Did you know that you can link to journals that the HS/HSL subscribes to by making a simple change to Google Scholar’s settings? If you are searching on campus, this setting should already be set up. When searching off campus:

  • Go to Google Scholar
  • Click on "Settings" then "Library Links"
  • Type "Maryland" into the search box
  • Select the box for "Health Sciences and Human Services Library, Univ of Maryland (Find It @ HS/HSL)"
  • "Find It @ HS/HSL" links next to articles will now take you to full-text

PubChem Training from NLM


At the request of faculty researchers, the HS/HSL hosted a PubChem training class on February 20th. PubChem is a free resource for researching information on the biological activities of small molecules. The training focused on interpreting the PubChem database, looking up bioactivity data, and linking to the biological property information in PubMed and NCBI’s protein 3D structure resource. Dr. Evan Bolton of the National Library of Medicine, who has had years of experience working with the tool, conducted the training.
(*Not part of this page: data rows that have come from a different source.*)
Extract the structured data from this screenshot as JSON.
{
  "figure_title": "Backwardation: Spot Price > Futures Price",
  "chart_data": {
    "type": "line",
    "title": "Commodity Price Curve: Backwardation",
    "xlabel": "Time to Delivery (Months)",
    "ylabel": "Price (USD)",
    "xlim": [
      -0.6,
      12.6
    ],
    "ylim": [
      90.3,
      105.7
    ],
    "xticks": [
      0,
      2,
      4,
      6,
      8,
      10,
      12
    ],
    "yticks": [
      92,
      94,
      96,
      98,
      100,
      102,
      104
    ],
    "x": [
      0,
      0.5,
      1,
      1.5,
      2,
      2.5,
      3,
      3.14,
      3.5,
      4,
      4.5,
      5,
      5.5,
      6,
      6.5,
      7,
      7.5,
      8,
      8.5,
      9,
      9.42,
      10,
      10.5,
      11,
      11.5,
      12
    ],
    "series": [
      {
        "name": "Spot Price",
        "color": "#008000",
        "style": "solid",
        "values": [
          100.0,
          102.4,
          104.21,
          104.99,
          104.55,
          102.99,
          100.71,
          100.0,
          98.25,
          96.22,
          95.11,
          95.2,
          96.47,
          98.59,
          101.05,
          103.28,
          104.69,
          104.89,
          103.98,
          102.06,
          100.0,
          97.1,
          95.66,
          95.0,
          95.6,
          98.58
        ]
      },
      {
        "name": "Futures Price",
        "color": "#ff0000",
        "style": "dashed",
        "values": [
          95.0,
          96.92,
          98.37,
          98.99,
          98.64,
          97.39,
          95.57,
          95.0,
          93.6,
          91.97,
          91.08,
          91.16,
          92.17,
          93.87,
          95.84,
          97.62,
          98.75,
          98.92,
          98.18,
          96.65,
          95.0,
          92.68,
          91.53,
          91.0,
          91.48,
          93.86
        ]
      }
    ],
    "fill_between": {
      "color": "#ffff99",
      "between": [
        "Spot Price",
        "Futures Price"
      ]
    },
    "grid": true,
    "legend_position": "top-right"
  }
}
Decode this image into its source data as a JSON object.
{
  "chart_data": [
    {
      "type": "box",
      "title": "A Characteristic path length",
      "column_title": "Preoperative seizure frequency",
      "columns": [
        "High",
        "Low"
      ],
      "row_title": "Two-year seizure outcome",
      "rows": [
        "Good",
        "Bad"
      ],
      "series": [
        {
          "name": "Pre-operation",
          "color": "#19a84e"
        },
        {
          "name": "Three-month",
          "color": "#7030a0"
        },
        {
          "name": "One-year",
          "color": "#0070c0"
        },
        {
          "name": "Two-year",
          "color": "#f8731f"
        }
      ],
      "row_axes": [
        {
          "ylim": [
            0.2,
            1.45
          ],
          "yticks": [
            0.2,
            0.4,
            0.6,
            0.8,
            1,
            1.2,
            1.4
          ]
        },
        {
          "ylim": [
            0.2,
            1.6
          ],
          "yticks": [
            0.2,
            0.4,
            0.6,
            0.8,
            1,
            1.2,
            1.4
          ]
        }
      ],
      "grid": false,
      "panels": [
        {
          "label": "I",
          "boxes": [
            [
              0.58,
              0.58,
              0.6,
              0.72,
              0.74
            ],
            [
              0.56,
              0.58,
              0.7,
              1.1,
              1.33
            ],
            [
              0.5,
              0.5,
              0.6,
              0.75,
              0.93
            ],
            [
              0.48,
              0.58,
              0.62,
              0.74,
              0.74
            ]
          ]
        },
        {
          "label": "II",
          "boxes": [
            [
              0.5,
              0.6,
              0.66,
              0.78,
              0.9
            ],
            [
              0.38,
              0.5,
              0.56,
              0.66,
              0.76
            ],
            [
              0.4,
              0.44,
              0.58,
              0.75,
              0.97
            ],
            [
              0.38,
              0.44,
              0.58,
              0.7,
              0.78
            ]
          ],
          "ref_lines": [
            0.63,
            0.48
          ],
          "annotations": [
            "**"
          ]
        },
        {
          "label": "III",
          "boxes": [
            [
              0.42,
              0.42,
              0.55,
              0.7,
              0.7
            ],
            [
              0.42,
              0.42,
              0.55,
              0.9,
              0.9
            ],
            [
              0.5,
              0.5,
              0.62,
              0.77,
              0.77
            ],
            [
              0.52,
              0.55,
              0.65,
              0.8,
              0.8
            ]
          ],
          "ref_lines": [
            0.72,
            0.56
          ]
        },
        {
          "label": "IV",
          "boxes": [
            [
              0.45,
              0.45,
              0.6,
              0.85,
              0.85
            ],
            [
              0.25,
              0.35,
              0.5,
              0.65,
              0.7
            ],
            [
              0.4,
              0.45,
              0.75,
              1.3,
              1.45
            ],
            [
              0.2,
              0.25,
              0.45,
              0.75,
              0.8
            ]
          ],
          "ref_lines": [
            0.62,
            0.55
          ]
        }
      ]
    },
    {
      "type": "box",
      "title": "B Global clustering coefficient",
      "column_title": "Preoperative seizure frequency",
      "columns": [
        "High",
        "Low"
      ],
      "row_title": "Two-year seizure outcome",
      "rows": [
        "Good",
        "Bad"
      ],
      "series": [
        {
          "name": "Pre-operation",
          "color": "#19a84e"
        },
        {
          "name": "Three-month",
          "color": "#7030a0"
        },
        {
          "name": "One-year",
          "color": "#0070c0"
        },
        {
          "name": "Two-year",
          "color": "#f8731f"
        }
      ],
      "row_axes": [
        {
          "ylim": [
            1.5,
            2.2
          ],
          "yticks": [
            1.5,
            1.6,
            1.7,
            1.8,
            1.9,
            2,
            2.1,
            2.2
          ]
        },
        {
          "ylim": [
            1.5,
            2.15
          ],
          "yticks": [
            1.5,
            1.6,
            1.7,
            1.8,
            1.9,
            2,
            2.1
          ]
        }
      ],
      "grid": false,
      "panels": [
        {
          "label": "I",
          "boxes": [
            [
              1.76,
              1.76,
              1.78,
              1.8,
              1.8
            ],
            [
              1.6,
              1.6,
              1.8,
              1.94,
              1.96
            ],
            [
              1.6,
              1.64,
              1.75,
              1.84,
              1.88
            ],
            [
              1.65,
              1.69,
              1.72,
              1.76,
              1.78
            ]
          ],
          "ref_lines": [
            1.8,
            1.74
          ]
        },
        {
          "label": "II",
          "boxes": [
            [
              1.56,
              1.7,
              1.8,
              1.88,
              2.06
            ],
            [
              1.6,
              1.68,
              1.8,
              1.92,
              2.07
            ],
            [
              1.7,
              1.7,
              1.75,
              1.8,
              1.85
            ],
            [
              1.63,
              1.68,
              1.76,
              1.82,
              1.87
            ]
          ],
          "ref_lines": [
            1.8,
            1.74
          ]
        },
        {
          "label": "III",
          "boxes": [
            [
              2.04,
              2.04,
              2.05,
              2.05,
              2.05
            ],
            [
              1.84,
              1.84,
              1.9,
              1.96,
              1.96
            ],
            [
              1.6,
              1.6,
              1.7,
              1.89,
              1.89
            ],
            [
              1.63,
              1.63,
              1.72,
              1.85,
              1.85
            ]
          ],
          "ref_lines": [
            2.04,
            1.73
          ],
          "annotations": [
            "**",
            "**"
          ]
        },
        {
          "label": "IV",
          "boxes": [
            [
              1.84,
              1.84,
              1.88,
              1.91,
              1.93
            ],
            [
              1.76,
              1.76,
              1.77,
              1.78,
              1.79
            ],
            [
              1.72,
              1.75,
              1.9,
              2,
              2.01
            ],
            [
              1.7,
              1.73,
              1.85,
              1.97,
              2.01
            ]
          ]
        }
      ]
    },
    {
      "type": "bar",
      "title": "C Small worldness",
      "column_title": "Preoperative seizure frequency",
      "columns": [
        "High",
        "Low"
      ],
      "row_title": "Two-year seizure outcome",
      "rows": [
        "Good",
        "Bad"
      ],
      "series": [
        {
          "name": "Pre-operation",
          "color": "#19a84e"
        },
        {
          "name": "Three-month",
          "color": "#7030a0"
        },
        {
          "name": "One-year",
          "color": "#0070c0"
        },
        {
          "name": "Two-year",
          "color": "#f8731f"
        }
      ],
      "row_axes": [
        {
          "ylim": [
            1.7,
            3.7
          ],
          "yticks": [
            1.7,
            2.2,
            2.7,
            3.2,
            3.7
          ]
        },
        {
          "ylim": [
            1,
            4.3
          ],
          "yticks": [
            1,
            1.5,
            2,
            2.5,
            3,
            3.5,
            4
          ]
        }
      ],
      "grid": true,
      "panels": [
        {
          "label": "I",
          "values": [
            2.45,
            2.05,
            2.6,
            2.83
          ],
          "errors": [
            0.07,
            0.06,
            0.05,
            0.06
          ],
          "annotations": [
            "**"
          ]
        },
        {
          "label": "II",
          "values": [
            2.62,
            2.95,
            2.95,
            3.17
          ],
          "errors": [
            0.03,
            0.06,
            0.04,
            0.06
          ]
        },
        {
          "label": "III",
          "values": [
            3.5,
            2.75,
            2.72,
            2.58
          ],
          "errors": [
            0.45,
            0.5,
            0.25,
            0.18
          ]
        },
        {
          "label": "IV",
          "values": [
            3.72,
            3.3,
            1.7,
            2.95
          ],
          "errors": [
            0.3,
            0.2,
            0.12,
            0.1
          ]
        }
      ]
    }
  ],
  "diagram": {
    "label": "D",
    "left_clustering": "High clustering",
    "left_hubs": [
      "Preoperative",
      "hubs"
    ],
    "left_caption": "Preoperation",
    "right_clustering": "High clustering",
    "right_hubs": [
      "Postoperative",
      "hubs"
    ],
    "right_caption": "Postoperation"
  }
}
HS/HSL Presentation Practice Studio

HS/HSL’s Presentation Practice Studio

Need a space to perfect your presentation? Consider using the HS/HSL’s Presentation Practice Studio. Individuals or small groups can use the sound-proof studio (equipped with a podium, netbook, and digital display) to easily view and rehearse a presentation. Record yourself and playback your video or use the state-of-the art editing bay that includes Sony Suite and Adobe’s Full Productions Suite. The Presentation Practice Studio is available for all University of Maryland, Baltimore faculty, students, and staff via reservation. Library staff are available to assist you with the studio during most of its hours of operation.

Cool Tools: Read and Mark Up Files with GoodReader


Are you seeking a high quality app for reading and marking up articles and other files on your iPad, iPhone, or iPod Touch? GoodReader is a very versatile file viewing app that can be used to read and annotate almost any kind of file – even video! The app can be used with most file hosting services (Dropbox, Google Drive, Box, etc.) and offers the ability to highlight, insert notes, handwrite, circle, and more. Once you are finished annotating, you can send the document right back to your file sharing account. Although there are many PDF reader apps available, GoodReader is one of the more versatile apps of its kind. This month’s Cool Tool overview also suggests similar apps that can be used on IOS and Android devices.